The ACRM restored the democratic constitution and invited the PM from exile to assume his rightful office. The PM reinstated Brigadier Bangura, leader of the ACRM, into the Army and appointed him Commander. He (the PM) then made a lot of effort to develop the country and reunite the people, but was swayed into dictatorship by few other coup scares until he lost popularity. The reinstated Army Commander, who was a stunt democrat, lost confidence in the PM and started opposing some of his undemocratic decisions.

Mindful of the entire Army’s devotion to this commander and the potential danger he posed, a conspiracy scam was set-up against him leading to his arrest, trial and execution in March 1970. Exactly one year after this, a group of soldiers loyal to the executed commander conducted a failed mutiny leading to the arrest and detention of several of them including Corporal Foday Sankoh, the leader of the Revolutionary United Front (RUF) rebel group in the 10 year gruesome insurgency in Sierra Leone.

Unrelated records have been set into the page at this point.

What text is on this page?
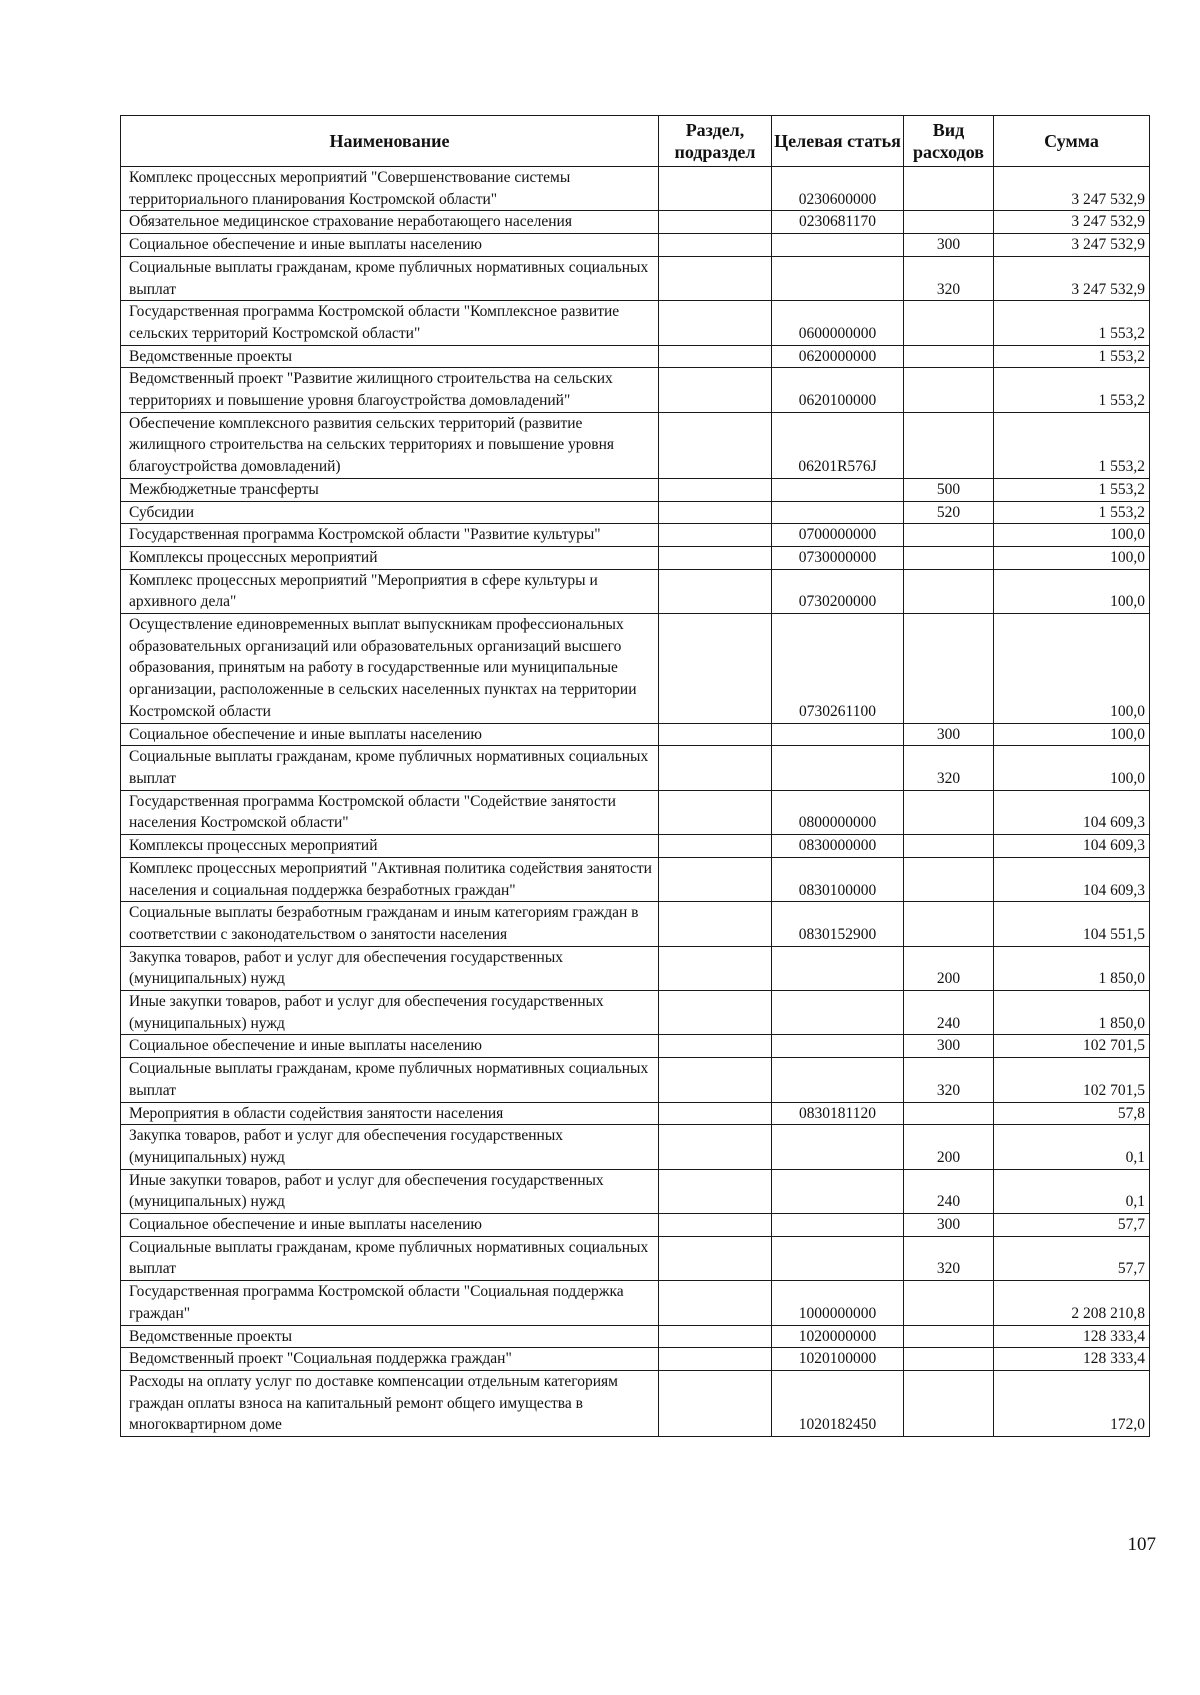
Наименование	Раздел, подраздел	Целевая статья	Вид расходов	Сумма
Комплекс процессных мероприятий "Совершенствование системы территориального планирования Костромской области"		0230600000		3 247 532,9
Обязательное медицинское страхование неработающего населения		0230681170		3 247 532,9
Социальное обеспечение и иные выплаты населению			300	3 247 532,9
Социальные выплаты гражданам, кроме публичных нормативных социальных выплат			320	3 247 532,9
Государственная программа Костромской области "Комплексное развитие сельских территорий Костромской области"		0600000000		1 553,2
Ведомственные проекты		0620000000		1 553,2
Ведомственный проект "Развитие жилищного строительства на сельских территориях и повышение уровня благоустройства домовладений"		0620100000		1 553,2
Обеспечение комплексного развития сельских территорий (развитие жилищного строительства на сельских территориях и повышение уровня благоустройства домовладений)		06201R576J		1 553,2
Межбюджетные трансферты			500	1 553,2
Субсидии			520	1 553,2
Государственная программа Костромской области "Развитие культуры"		0700000000		100,0
Комплексы процессных мероприятий		0730000000		100,0
Комплекс процессных мероприятий "Мероприятия в сфере культуры и архивного дела"		0730200000		100,0
Осуществление единовременных выплат выпускникам профессиональных образовательных организаций или образовательных организаций высшего образования, принятым на работу в государственные или муниципальные организации, расположенные в сельских населенных пунктах на территории Костромской области		0730261100		100,0
Социальное обеспечение и иные выплаты населению			300	100,0
Социальные выплаты гражданам, кроме публичных нормативных социальных выплат			320	100,0
Государственная программа Костромской области "Содействие занятости населения Костромской области"		0800000000		104 609,3
Комплексы процессных мероприятий		0830000000		104 609,3
Комплекс процессных мероприятий "Активная политика содействия занятости населения и социальная поддержка безработных граждан"		0830100000		104 609,3
Социальные выплаты безработным гражданам и иным категориям граждан в соответствии с законодательством о занятости населения		0830152900		104 551,5
Закупка товаров, работ и услуг для обеспечения государственных (муниципальных) нужд			200	1 850,0
Иные закупки товаров, работ и услуг для обеспечения государственных (муниципальных) нужд			240	1 850,0
Социальное обеспечение и иные выплаты населению			300	102 701,5
Социальные выплаты гражданам, кроме публичных нормативных социальных выплат			320	102 701,5
Мероприятия в области содействия занятости населения		0830181120		57,8
Закупка товаров, работ и услуг для обеспечения государственных (муниципальных) нужд			200	0,1
Иные закупки товаров, работ и услуг для обеспечения государственных (муниципальных) нужд			240	0,1
Социальное обеспечение и иные выплаты населению			300	57,7
Социальные выплаты гражданам, кроме публичных нормативных социальных выплат			320	57,7
Государственная программа Костромской области "Социальная поддержка граждан"		1000000000		2 208 210,8
Ведомственные проекты		1020000000		128 333,4
Ведомственный проект "Социальная поддержка граждан"		1020100000		128 333,4
Расходы на оплату услуг по доставке компенсации отдельным категориям граждан оплаты взноса на капитальный ремонт общего имущества в многоквартирном доме		1020182450		172,0
107
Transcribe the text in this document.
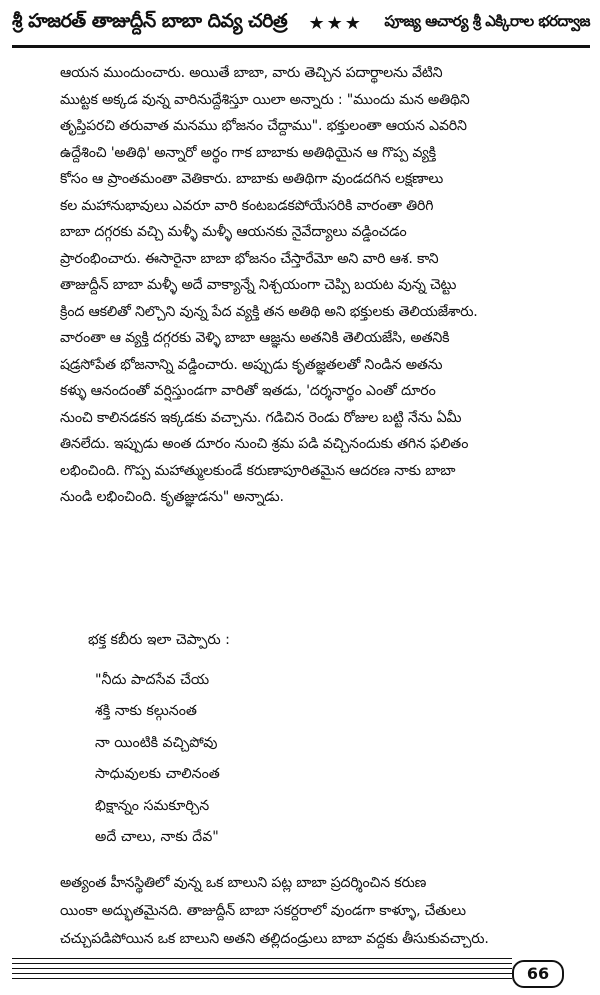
శ్రీ హజరత్ తాజుద్దీన్ బాబా దివ్య చరిత్ర ★★★ పూజ్య ఆచార్య శ్రీ ఎక్కిరాల భరద్వాజ
ఆయన ముందుంచారు. అయితే బాబా, వారు తెచ్చిన పదార్థాలను వేటిని
ముట్టక అక్కడ వున్న వారినుద్దేశిస్తూ యిలా అన్నారు : "ముందు మన అతిథిని
తృప్తిపరచి తరువాత మనము భోజనం చేద్దాము". భక్తులంతా ఆయన ఎవరిని
ఉద్దేశించి 'అతిథి' అన్నారో అర్థం గాక బాబాకు అతిథియైన ఆ గొప్ప వ్యక్తి
కోసం ఆ ప్రాంతమంతా వెతికారు. బాబాకు అతిథిగా వుండదగిన లక్షణాలు
కల మహానుభావులు ఎవరూ వారి కంటబడకపోయేసరికి వారంతా తిరిగి
బాబా దగ్గరకు వచ్చి మళ్ళీ మళ్ళీ ఆయనకు నైవేద్యాలు వడ్డించడం
ప్రారంభించారు. ఈసారైనా బాబా భోజనం చేస్తారేమో అని వారి ఆశ. కాని
తాజుద్దీన్ బాబా మళ్ళీ అదే వాక్యాన్నే నిశ్చయంగా చెప్పి బయట వున్న చెట్టు
క్రింద ఆకలితో నిల్చొని వున్న పేద వ్యక్తి తన అతిథి అని భక్తులకు తెలియజేశారు.
వారంతా ఆ వ్యక్తి దగ్గరకు వెళ్ళి బాబా ఆజ్ఞను అతనికి తెలియజేసి, అతనికి
షడ్రసోపేత భోజనాన్ని వడ్డించారు. అప్పుడు కృతజ్ఞతలతో నిండిన అతను
కళ్ళు ఆనందంతో వర్షిస్తుండగా వారితో ఇతడు, 'దర్శనార్థం ఎంతో దూరం
నుంచి కాలినడకన ఇక్కడకు వచ్చాను. గడిచిన రెండు రోజుల బట్టి నేను ఏమీ
తినలేదు. ఇప్పుడు అంత దూరం నుంచి శ్రమ పడి వచ్చినందుకు తగిన ఫలితం
లభించింది. గొప్ప మహాత్ములకుండే కరుణాపూరితమైన ఆదరణ నాకు బాబా
నుండి లభించింది. కృతజ్ఞుడను" అన్నాడు.
భక్త కబీరు ఇలా చెప్పారు :
"నీదు పాదసేవ చేయ
శక్తి నాకు కల్గునంత
నా యింటికి వచ్చిపోవు
సాధువులకు చాలినంత
భిక్షాన్నం సమకూర్చిన
అదే చాలు, నాకు దేవ"
అత్యంత హీనస్థితిలో వున్న ఒక బాలుని పట్ల బాబా ప్రదర్శించిన కరుణ
యింకా అద్భుతమైనది. తాజుద్దీన్ బాబా సకర్దరాలో వుండగా కాళ్ళూ, చేతులు
చచ్చుపడిపోయిన ఒక బాలుని అతని తల్లిదండ్రులు బాబా వద్దకు తీసుకువచ్చారు.
66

On attaining a republican status in April 1971, Sierra Leone adopted a new republican constitution and Premier Stevens was sworn in as the first President. During the years that followed, Stevens did everything humanly possible to perpetuate himself in power: he invited Guinean troops for personal protection, transformed the country into one party rule, created a para-military force5 as presidential guards and heavily stuffed the Army with his party loyalists. As a result, the Army became heavily politicized and poorly equipped for fear of subversion; the presidential guards were even more equipped than the Army.

Since the return to civilian rule important changes were made in the armed forces. After a pay dispute in 1974 the army received general increases in pay. Pensions were also made available after ten years of service. The appointment of the army commander to the House of Representatives and to a ministerial position enhanced the army’s image of itself. Thus under the leadership of Momoh Sierra Leone’s army seemed to be gaining in morale and discipline. All salary and pension benefits that have accrued to the army also apply to the navy and the air force. The latter services were inadequately trained in part because they were so new.

The RSLMF remained a single-arm organization until 1979 when a small Navy was established. Upon retiring from presidency in November 1985, Stevens handed over power to the then Army Commander Major General Joseph Saidu Momoh whose loyalty to him had been clearly unquestionable; side-stepping his Vice President (Sorie Ibrahim Koroma) in the guise of ill-health. The newly transformed President however later proved politically weak as he basically upheld his predecessor’s autocratic leadership style. The country’s economy continued to dwindle while less attention was paid to improving the Army until the rebel war struck in 1991.